AI as national power
IBM CEO Arvind Krishna echoed this thinking, positioning technology as nothing less than a new pillar of national power.
“Technology is a force multiplier. Every nation is waking up to the fact that technology can help amplify the impact of both of those and many other industries,” Krishna said, referring to defence and finance. The shift, he added, means technology is becoming “as, or perhaps more important, even than finance” in driving future growth.
Krishna was careful to distinguish sovereignty from isolation. “It’s not exclusive.
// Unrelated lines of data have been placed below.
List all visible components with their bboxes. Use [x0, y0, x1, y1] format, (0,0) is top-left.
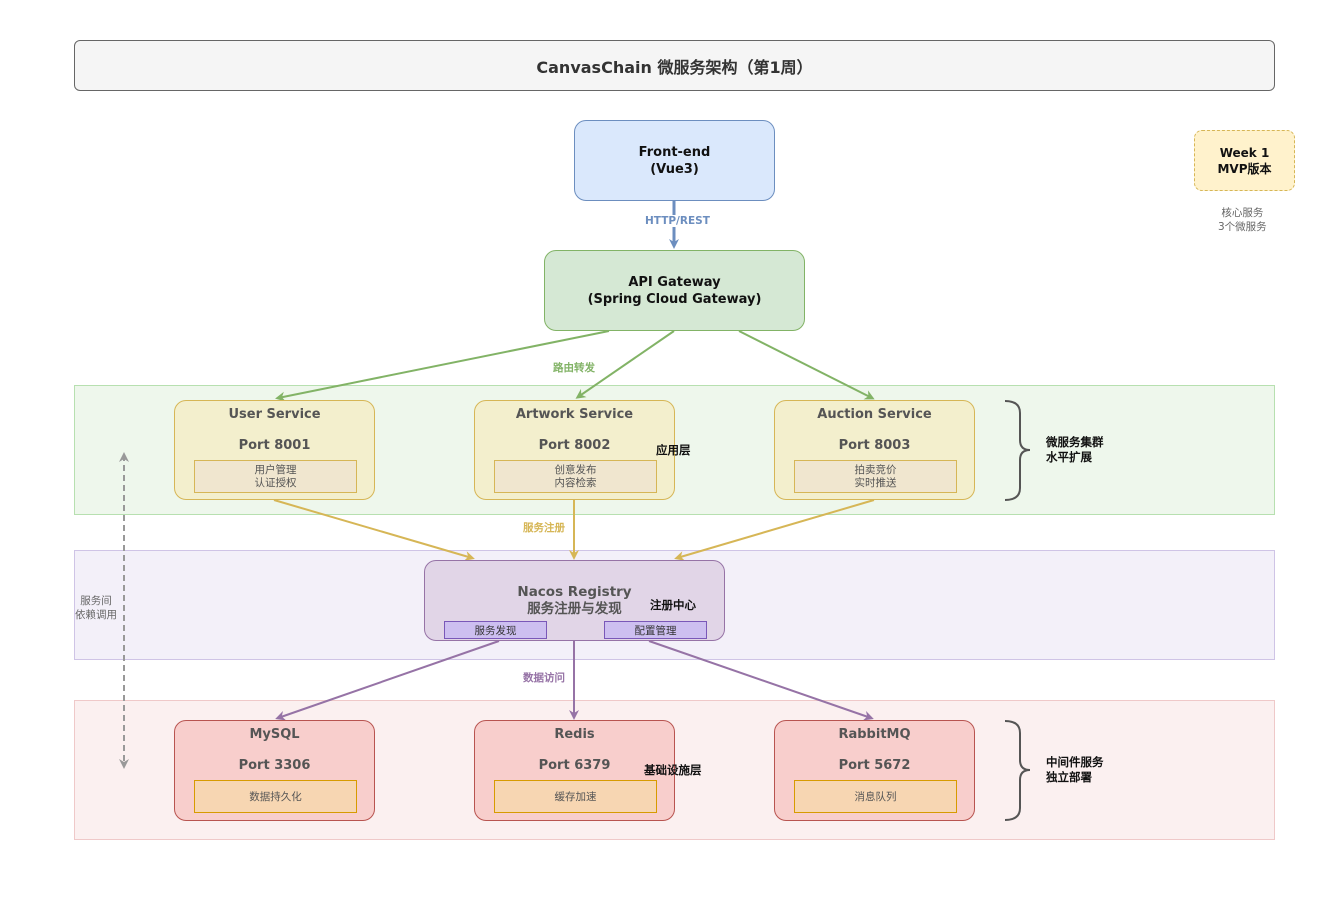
api-gateway-node: API Gateway (Spring Cloud Gateway)	[544, 250, 805, 331]
nacos-title-line2: 服务注册与发现	[527, 601, 622, 617]
dependency-note-line1: 服务间	[80, 595, 112, 607]
infra-desc: 数据持久化	[194, 780, 357, 813]
service-port: Port 8002	[538, 438, 611, 453]
nacos-title-line1: Nacos Registry	[517, 584, 632, 600]
service-desc-line2: 实时推送	[854, 476, 897, 489]
edge-gateway-auction	[738, 330, 875, 400]
diagram-title: CanvasChain 微服务架构（第1周）	[74, 40, 1275, 91]
dependency-note-line2: 依赖调用	[75, 609, 117, 621]
service-desc-line2: 内容检索	[554, 476, 597, 489]
service-desc-line1: 用户管理	[254, 463, 297, 476]
infra-name: Redis	[554, 727, 595, 742]
label-route-forward: 路由转发	[553, 362, 595, 374]
week-note-line2: 3个微服务	[1218, 221, 1267, 233]
service-desc-line2: 认证授权	[254, 476, 297, 489]
edge-nacos-mysql	[275, 640, 500, 721]
infra-layer-label: 基础设施层	[644, 763, 702, 777]
service-port: Port 8001	[238, 438, 311, 453]
edge-auction-nacos	[674, 499, 875, 561]
service-desc-line1: 创意发布	[554, 463, 597, 476]
brace-infra-middleware	[1004, 720, 1031, 821]
service-desc-box: 拍卖竞价 实时推送	[794, 460, 957, 493]
infra-desc: 消息队列	[794, 780, 957, 813]
dependency-note: 服务间 依赖调用	[74, 594, 118, 622]
mysql-node: MySQL Port 3306 数据持久化	[174, 720, 375, 821]
rabbitmq-node: RabbitMQ Port 5672 消息队列	[774, 720, 975, 821]
label-service-register: 服务注册	[523, 522, 565, 534]
service-name: User Service	[228, 407, 321, 422]
gateway-title: API Gateway	[628, 274, 721, 290]
edge-gateway-artwork	[575, 330, 675, 399]
auction-service-node: Auction Service Port 8003 拍卖竞价 实时推送	[774, 400, 975, 500]
label-data-access: 数据访问	[523, 672, 565, 684]
redis-node: Redis Port 6379 缓存加速	[474, 720, 675, 821]
infra-name: RabbitMQ	[838, 727, 911, 742]
week-badge-line2: MVP版本	[1217, 161, 1272, 176]
week-badge: Week 1 MVP版本	[1194, 130, 1295, 191]
infra-port: Port 6379	[538, 758, 611, 773]
app-cluster-label: 微服务集群 水平扩展	[1046, 435, 1104, 465]
edge-nacos-rabbitmq	[648, 640, 874, 721]
gateway-subtitle: (Spring Cloud Gateway)	[587, 291, 762, 307]
label-http-rest: HTTP/REST	[645, 215, 710, 227]
registry-layer-label: 注册中心	[650, 598, 696, 612]
infra-desc: 缓存加速	[494, 780, 657, 813]
edge-gateway-user	[275, 330, 610, 402]
artwork-service-node: Artwork Service Port 8002 创意发布 内容检索	[474, 400, 675, 500]
middleware-line1: 中间件服务	[1046, 755, 1104, 769]
infra-name: MySQL	[249, 727, 300, 742]
app-layer-label: 应用层	[656, 443, 691, 457]
app-cluster-line1: 微服务集群	[1046, 435, 1104, 449]
nacos-config-management: 配置管理	[604, 621, 707, 639]
week-note-line1: 核心服务	[1221, 207, 1264, 219]
nacos-registry-node: Nacos Registry 服务注册与发现 服务发现 配置管理	[424, 560, 725, 641]
app-cluster-line2: 水平扩展	[1046, 450, 1092, 464]
frontend-title: Front-end	[638, 144, 711, 160]
week-badge-line1: Week 1	[1219, 145, 1270, 160]
nacos-service-discovery: 服务发现	[444, 621, 547, 639]
service-name: Auction Service	[817, 407, 932, 422]
brace-app-cluster	[1004, 400, 1031, 501]
nacos-title: Nacos Registry 服务注册与发现	[425, 584, 724, 618]
service-desc-line1: 拍卖竞价	[854, 463, 897, 476]
frontend-subtitle: (Vue3)	[650, 161, 699, 177]
middleware-line2: 独立部署	[1046, 770, 1092, 784]
week-note: 核心服务 3个微服务	[1218, 206, 1267, 234]
frontend-node: Front-end (Vue3)	[574, 120, 775, 201]
service-desc-box: 创意发布 内容检索	[494, 460, 657, 493]
service-desc-box: 用户管理 认证授权	[194, 460, 357, 493]
edge-user-nacos	[273, 499, 475, 561]
infra-port: Port 5672	[838, 758, 911, 773]
middleware-label: 中间件服务 独立部署	[1046, 755, 1104, 785]
user-service-node: User Service Port 8001 用户管理 认证授权	[174, 400, 375, 500]
infra-port: Port 3306	[238, 758, 311, 773]
service-port: Port 8003	[838, 438, 911, 453]
service-name: Artwork Service	[515, 407, 634, 422]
You can use many things from other places, but you do need to run some that you have your control over fully, so that nobody can turn it off, mismanage it, steal data from it, or apply the wrong security to it,” he said.

Who owns the intelligence?
That anxiety fuelled intense debate around “sovereign AI.” Alibaba Chairman Joseph Tsai and investor Chamath Palihapitiya both argued that the future belongs to open-source models.

“The future is open source,” Palihapitiya declared, “because it provides total transparency into what’s happening underneath the hood.”
Tsai explained that for governments concerned with data privacy, open source allows them to “claim sovereignty and claim ownership of the model” by deploying it on their own secure infrastructure.

Can trust survive automation?
The philosophical questions were equally pressing. In a packed roundtable featuring 31 media executives, the issue was not whether AI would transform journalism; it was whether journalism would survive the transformation intact.
India Today Group Vice Chairperson and Managing Director Kalli Purie offered a framework she called the “AI sandwich”: “You have human intent at the beginning, AI in the middle to help you augment, and then you have the human decision at the end.”
But she also raised a chilling generational question, “What if AI natives don’t see trust the same way as we do? What if a bit of lying and hallucination is okay by them? That raises very big existential questions for us on credibility.”

India Today Group Chairman Aroon Purie was unequivocal about where the line must be drawn.
“AI is just an engine. But the driver is a human, and also has the brakes,” he said. “In this world of abundant information, interpretation, meaning, and ethics is what humans have to bring to the table.”
From tools to intent
Elsewhere, the tension between automation and authenticity played out in consumer technology. Nothing CEO Carl Pei described a future where “everybody will have their own personalised operating system, because we’re all different.”

The shift, Pei suggested, is from asking machines to act to machines anticipating intent.